Racket mostly uses mark-and-sweep for the old generation. It sometimes
compacts, but not usually. (I tried disabling compaction in the GC, and
it doesn't seem to affect the benchmark.)
Although Racket's incremental GC mode can help some, as you noted, it
doesn't help out-of-the-box for the benchmark.
> 2) Can you make it better?
Only a little, in the short term.
> Long version:
Beware that Racket strings are Unicode strings stored as UCS-4. So, I
think the benchmark makes Racket allocate 4 times as much as the OCaml
and Haskell variants.
From a GC perspective, that maybe shouldn't matter too much, because
the data is mostly atomic and not traversed. Still, it reduces
locality. Making matter worse, the GC in Racket v6.5 is more eager than
intended to return pages to the OS (and the size of those pages is
proportional to the size of the message); making the GC less eager to
return pages cuts the peak GC time from 225ms to 160ms on my OS X
machine. The effect is likely OS-specific.
Changing the benchmark to use a byte string reduces the peak GC time to
140ms. The 20ms saved reflects some general locality effects, but maybe
also some remaining weakness in the GC's handling of newly unused
pages.
A side issue is that inserting consecutive numbers into an immutable
hash table is a bad case for Racket's implementation in v6.5. (I've
been meaning to look at this for a while.) It ends up creating
intermediate nodes that are larger than average, which again reduces
locality. After adjusting the implementation to avoid trouble with
sequential hash codes, the peak GC time ends up around 100ms on my
machine.
Meanwhile, incremental GC doesn't help because it doesn't adapt well to
ramping up from stand-still. The current, first cut at incremental mode
is mostly useful in a steady state (typical for a video game). If I
increase the message count by a factor of 10, incremental GC mode
starts helping a little:
% env PLT_INCREMENTAL_GC=y racket -W "debug@GC" main.rkt | & grep MAJ
GC: 0:MAJ @ 51,218K(+37,101K)...; free 3,087K(-3,087K) 17ms @ 331
GC: 0:MAJ @ 107,847K(+29,624K)...; free 9,304K(-19,560K) 42ms @ 483
GC: 0:MAJ @ 209,809K(+38,814K)...; free 6,715K(-22,635K) 56ms @ 781
GC: 0:MAJ @ 416,454K(+44,697K)...; free 9,512K(-6,920K) 86ms @ 1477
GC: 0:MAJ @ 824,407K(+76,520K)...; free 182,074K(-182,074K) 113ms @ 2888
GC: 0:MAJ @ 1,294,379K(+98,068K)...; free 417,187K(-417,187K) 114ms @ 5066
GC: 0:MAJ @ 1,763,263K(+120,704K)...; free 647,816K(-647,816K) 64ms @ 8067
GC: 0:MAJ @ 2,028,264K(+117,847K)...; free 885,256K(-901,640K) 43ms @ 10918
GC: 0:MAJ @ 2,035,484K(+127,011K)...; free 912,992K(-912,992K) 47ms @ 13779
GC: 0:MAJ @ 2,026,836K(+135,659K)...; free 890,614K(-890,614K) 41ms @ 16503
....
A program can request incremental mode and encourage more incremental
work through the `collect-garbage` function.

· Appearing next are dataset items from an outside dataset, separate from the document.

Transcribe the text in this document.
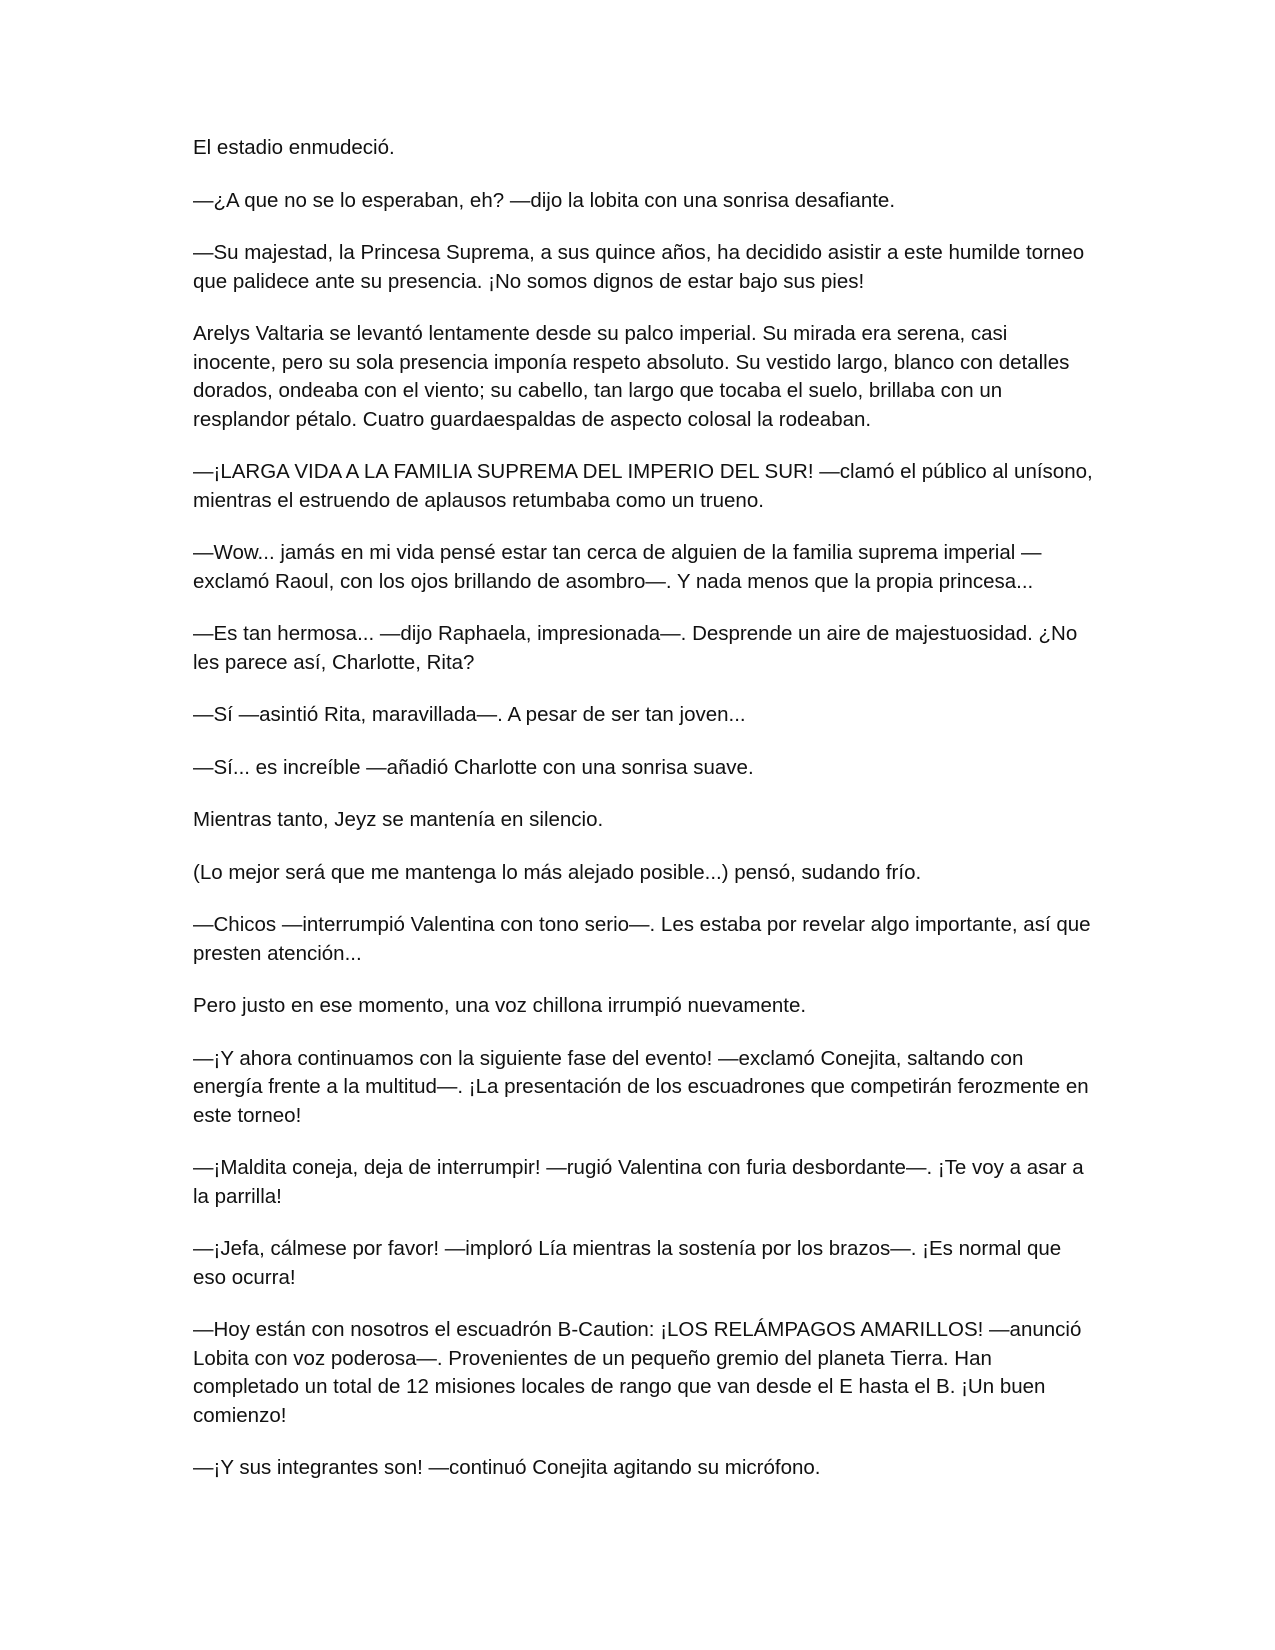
El estadio enmudeció.

—¿A que no se lo esperaban, eh? —dijo la lobita con una sonrisa desafiante.

—Su majestad, la Princesa Suprema, a sus quince años, ha decidido asistir a este humilde torneo que palidece ante su presencia. ¡No somos dignos de estar bajo sus pies!

Arelys Valtaria se levantó lentamente desde su palco imperial. Su mirada era serena, casi inocente, pero su sola presencia imponía respeto absoluto. Su vestido largo, blanco con detalles dorados, ondeaba con el viento; su cabello, tan largo que tocaba el suelo, brillaba con un resplandor pétalo. Cuatro guardaespaldas de aspecto colosal la rodeaban.

—¡LARGA VIDA A LA FAMILIA SUPREMA DEL IMPERIO DEL SUR! —clamó el público al unísono, mientras el estruendo de aplausos retumbaba como un trueno.

—Wow... jamás en mi vida pensé estar tan cerca de alguien de la familia suprema imperial —exclamó Raoul, con los ojos brillando de asombro—. Y nada menos que la propia princesa...

—Es tan hermosa... —dijo Raphaela, impresionada—. Desprende un aire de majestuosidad. ¿No les parece así, Charlotte, Rita?

—Sí —asintió Rita, maravillada—. A pesar de ser tan joven...

—Sí... es increíble —añadió Charlotte con una sonrisa suave.

Mientras tanto, Jeyz se mantenía en silencio.

(Lo mejor será que me mantenga lo más alejado posible...) pensó, sudando frío.

—Chicos —interrumpió Valentina con tono serio—. Les estaba por revelar algo importante, así que presten atención...

Pero justo en ese momento, una voz chillona irrumpió nuevamente.

—¡Y ahora continuamos con la siguiente fase del evento! —exclamó Conejita, saltando con energía frente a la multitud—. ¡La presentación de los escuadrones que competirán ferozmente en este torneo!

—¡Maldita coneja, deja de interrumpir! —rugió Valentina con furia desbordante—. ¡Te voy a asar a la parrilla!

—¡Jefa, cálmese por favor! —imploró Lía mientras la sostenía por los brazos—. ¡Es normal que eso ocurra!

—Hoy están con nosotros el escuadrón B-Caution: ¡LOS RELÁMPAGOS AMARILLOS! —anunció Lobita con voz poderosa—. Provenientes de un pequeño gremio del planeta Tierra. Han completado un total de 12 misiones locales de rango que van desde el E hasta el B. ¡Un buen comienzo!

—¡Y sus integrantes son! —continuó Conejita agitando su micrófono.
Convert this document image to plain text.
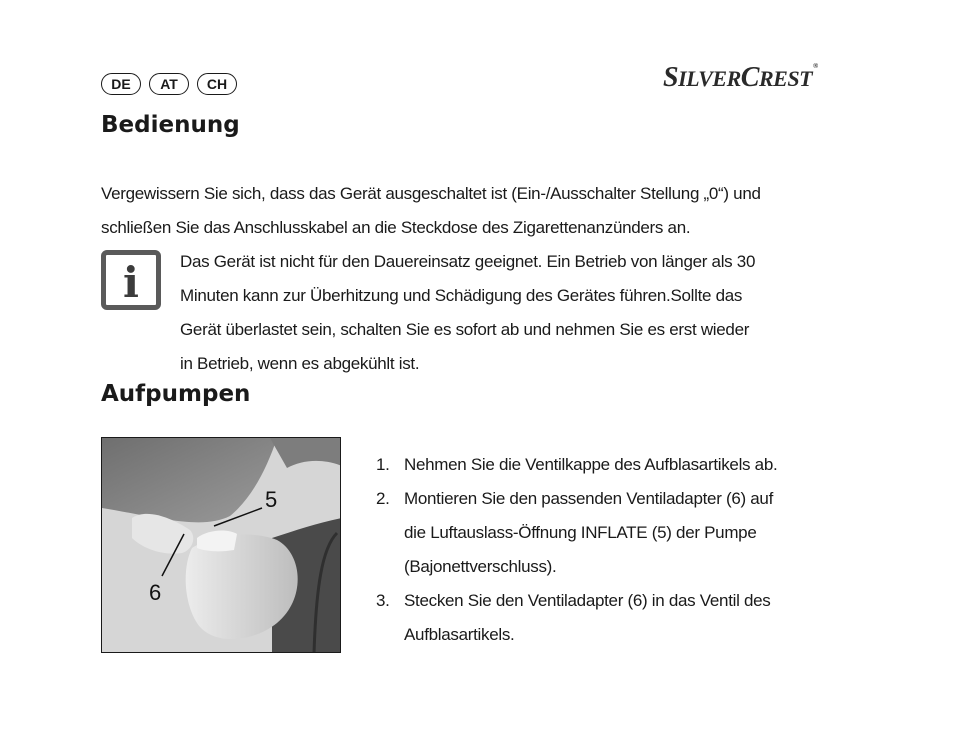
DE	AT	CH	SILVERCREST®
Bedienung
Vergewissern Sie sich, dass das Gerät ausgeschaltet ist (Ein-/Ausschalter Stellung „0“) und
schließen Sie das Anschlusskabel an die Steckdose des Zigarettenanzünders an.
i	Das Gerät ist nicht für den Dauereinsatz geeignet. Ein Betrieb von länger als 30
Minuten kann zur Überhitzung und Schädigung des Gerätes führen.Sollte das
Gerät überlastet sein, schalten Sie es sofort ab und nehmen Sie es erst wieder
in Betrieb, wenn es abgekühlt ist.
Aufpumpen
5
6
1. Nehmen Sie die Ventilkappe des Aufblasartikels ab.
2. Montieren Sie den passenden Ventiladapter (6) auf
die Luftauslass-Öffnung INFLATE (5) der Pumpe
(Bajonettverschluss).
3. Stecken Sie den Ventiladapter (6) in das Ventil des
Aufblasartikels.
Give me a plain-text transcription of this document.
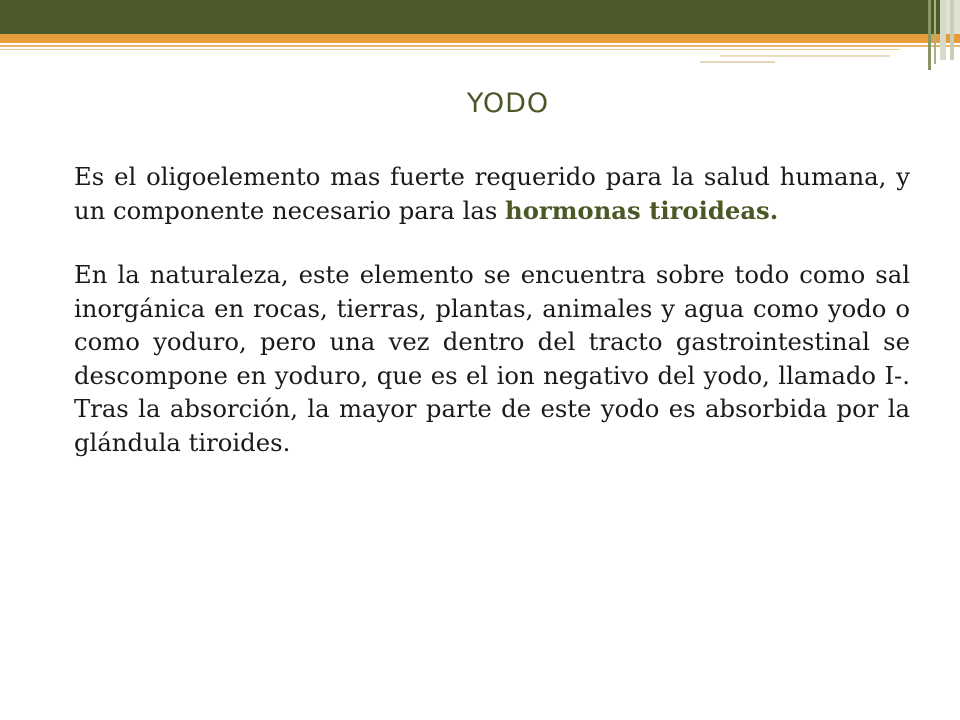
YODO

Es el oligoelemento mas fuerte requerido para la salud humana, y un componente necesario para las hormonas tiroideas.

En la naturaleza, este elemento se encuentra sobre todo como sal inorgánica en rocas, tierras, plantas, animales y agua como yodo o como yoduro, pero una vez dentro del tracto gastrointestinal se descompone en yoduro, que es el ion negativo del yodo, llamado I-. Tras la absorción, la mayor parte de este yodo es absorbida por la glándula tiroides.
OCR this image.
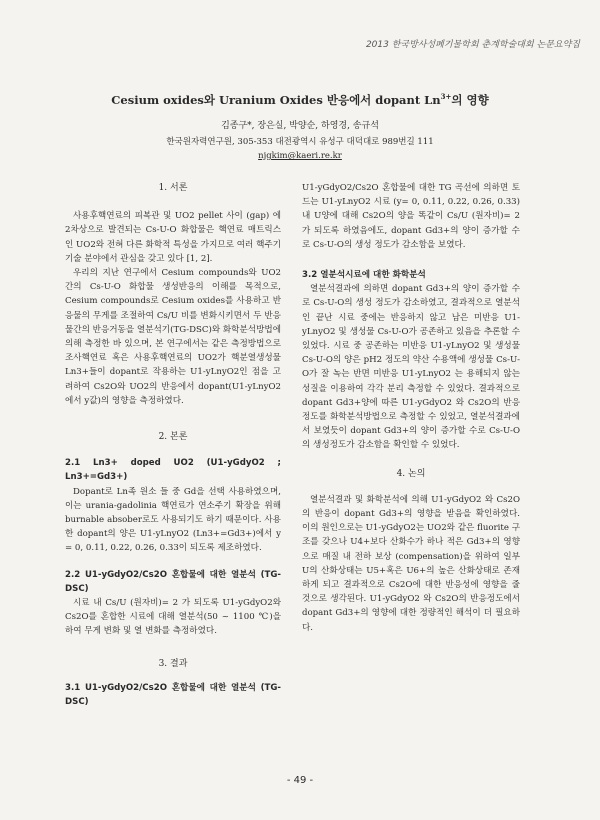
2013 한국방사성폐기물학회 춘계학술대회 논문요약집
Cesium oxides와 Uranium Oxides 반응에서 dopant $Ln^{3+}$의 영향
김종구*, 장은실, 박양순, 하영경, 송규석
한국원자력연구원, 305-353 대전광역시 유성구 대덕대로 989번길 111
njgkim@kaeri.re.kr
1. 서론

사용후핵연료의 피복관 및 UO2 pellet 사이 (gap) 에 2차상으로 발견되는 Cs-U-O 화합물은 핵연료 매트릭스인 UO2와 전혀 다른 화학적 특성을 가지므로 여러 핵주기 기술 분야에서 관심을 갖고 있다 [1, 2].

우리의 지난 연구에서 Cesium compounds와 UO2 간의 Cs-U-O 화합물 생성반응의 이해를 목적으로, Cesium compounds로 Cesium oxides를 사용하고 반응물의 무게를 조절하여 Cs/U 비를 변화시키면서 두 반응물간의 반응거동을 열분석기(TG-DSC)와 화학분석방법에 의해 측정한 바 있으며, 본 연구에서는 같은 측정방법으로 조사핵연료 혹은 사용후핵연료의 UO2가 핵분열생성물 Ln3+들이 dopant로 작용하는 U1-yLnyO2인 점을 고려하여 Cs2O와 UO2의 반응에서 dopant(U1-yLnyO2에서 y값)의 영향을 측정하였다.

2. 본론
2.1 Ln3+ doped UO2 (U1-yGdyO2 ; Ln3+=Gd3+)

Dopant로 Ln족 원소 들 중 Gd을 선택 사용하였으며, 이는 urania-gadolinia 핵연료가 연소주기 확장을 위해 burnable absober로도 사용되기도 하기 때문이다. 사용한 dopant의 양은 U1-yLnyO2 (Ln3+=Gd3+)에서 y = 0, 0.11, 0.22, 0.26, 0.33이 되도록 제조하였다.

2.2 U1-yGdyO2/Cs2O 혼합물에 대한 열분석 (TG-DSC)

시료 내 Cs/U (원자비)= 2 가 되도록 U1-yGdyO2와 Cs2O를 혼합한 시료에 대해 열분석(50 ~ 1100 ℃)을 하여 무게 변화 및 열 변화를 측정하였다.

3. 결과
3.1 U1-yGdyO2/Cs2O 혼합물에 대한 열분석 (TG-DSC)

U1-yGdyO2/Cs2O 혼합물에 대한 TG 곡선에 의하면 토드는 U1-yLnyO2 시료 (y= 0, 0.11, 0.22, 0.26, 0.33) 내 U양에 대해 Cs2O의 양을 똑같이 Cs/U (원자비)= 2 가 되도록 하였음에도, dopant Gd3+의 양이 증가할 수로 Cs-U-O의 생성 정도가 감소함을 보였다.

3.2 열분석시료에 대한 화학분석

열분석결과에 의하면 dopant Gd3+의 양이 증가할 수로 Cs-U-O의 생성 정도가 감소하였고, 결과적으로 열분석인 끝난 시료 중에는 반응하지 않고 남은 미반응 U1-yLnyO2 및 생성물 Cs-U-O가 공존하고 있음을 추론할 수 있었다. 시료 중 공존하는 미반응 U1-yLnyO2 및 생성물 Cs-U-O의 양은 pH2 정도의 약산 수용액에 생성물 Cs-U-O가 잘 녹는 반면 미반응 U1-yLnyO2 는 용해되지 않는 성질을 이용하여 각각 분리 측정할 수 있었다. 결과적으로 dopant Gd3+양에 따른 U1-yGdyO2 와 Cs2O의 반응정도를 화학분석방법으로 측정할 수 있었고, 열분석결과에서 보였듯이 dopant Gd3+의 양이 증가할 수로 Cs-U-O의 생성정도가 감소함을 확인할 수 있었다.

4. 논의

열분석결과 및 화학분석에 의해 U1-yGdyO2 와 Cs2O의 반응이 dopant Gd3+의 영향을 받음을 확인하였다. 이의 원인으로는 U1-yGdyO2는 UO2와 같은 fluorite 구조를 갖으나 U4+보다 산화수가 하나 적은 Gd3+의 영향으로 매질 내 전하 보상 (compensation)을 위하여 일부 U의 산화상태는 U5+혹은 U6+의 높은 산화상태로 존재하게 되고 결과적으로 Cs2O에 대한 반응성에 영향을 줄 것으로 생각된다. U1-yGdyO2 와 Cs2O의 반응정도에서 dopant Gd3+의 영향에 대한 정량적인 해석이 더 필요하다.

- 49 -
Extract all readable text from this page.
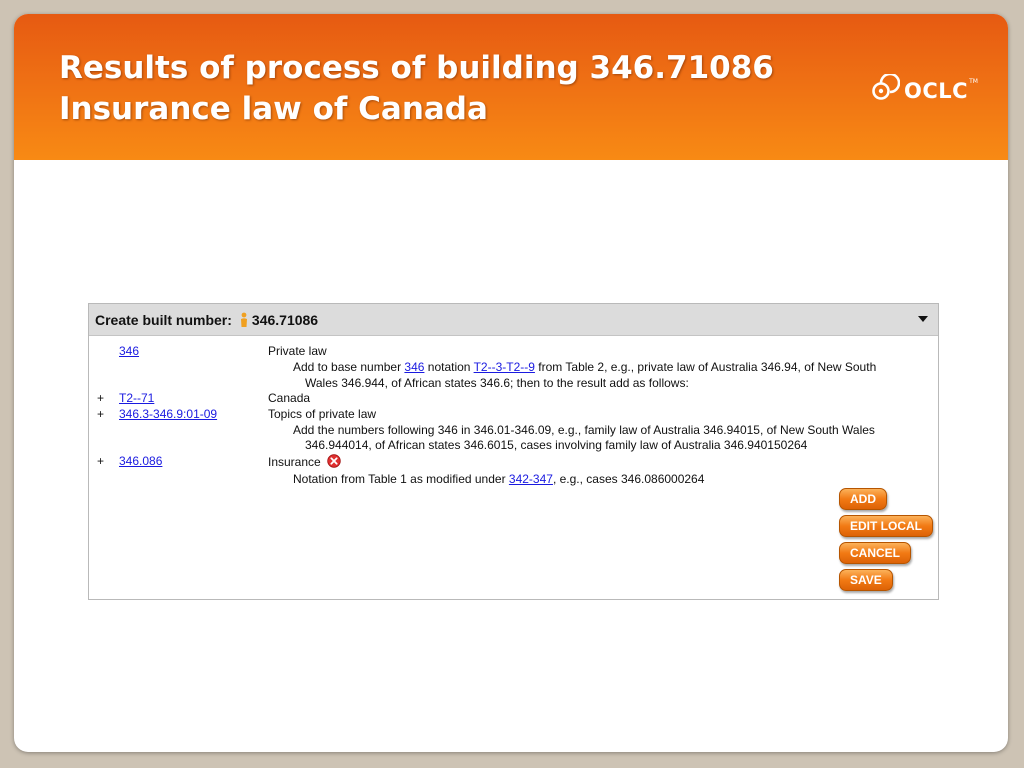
Results of process of building 346.71086
Insurance law of Canada	OCLC TM
Create built number: 346.71086
346	Private law
Add to base number 346 notation T2--3-T2--9 from Table 2, e.g., private law of Australia 346.94, of New South
Wales 346.944, of African states 346.6; then to the result add as follows:
+ T2--71	Canada
+ 346.3-346.9:01-09	Topics of private law
Add the numbers following 346 in 346.01-346.09, e.g., family law of Australia 346.94015, of New South Wales
346.944014, of African states 346.6015, cases involving family law of Australia 346.940150264
+ 346.086	Insurance
Notation from Table 1 as modified under 342-347, e.g., cases 346.086000264
ADD
EDIT LOCAL
CANCEL
SAVE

Adding
(when (zero? (modulo i 100))
(collect-garbage 'incremental)
(collect-garbage 'minor))
to the `for/fold` loop brings peak GC time down to around 30ms (also
using the GC and HAMT improvements), but the program takes twice as
long to run. Using 50 instead of 100 in the `modulo` brings the peak
time to 20ms, but then the program takes three times as long to run.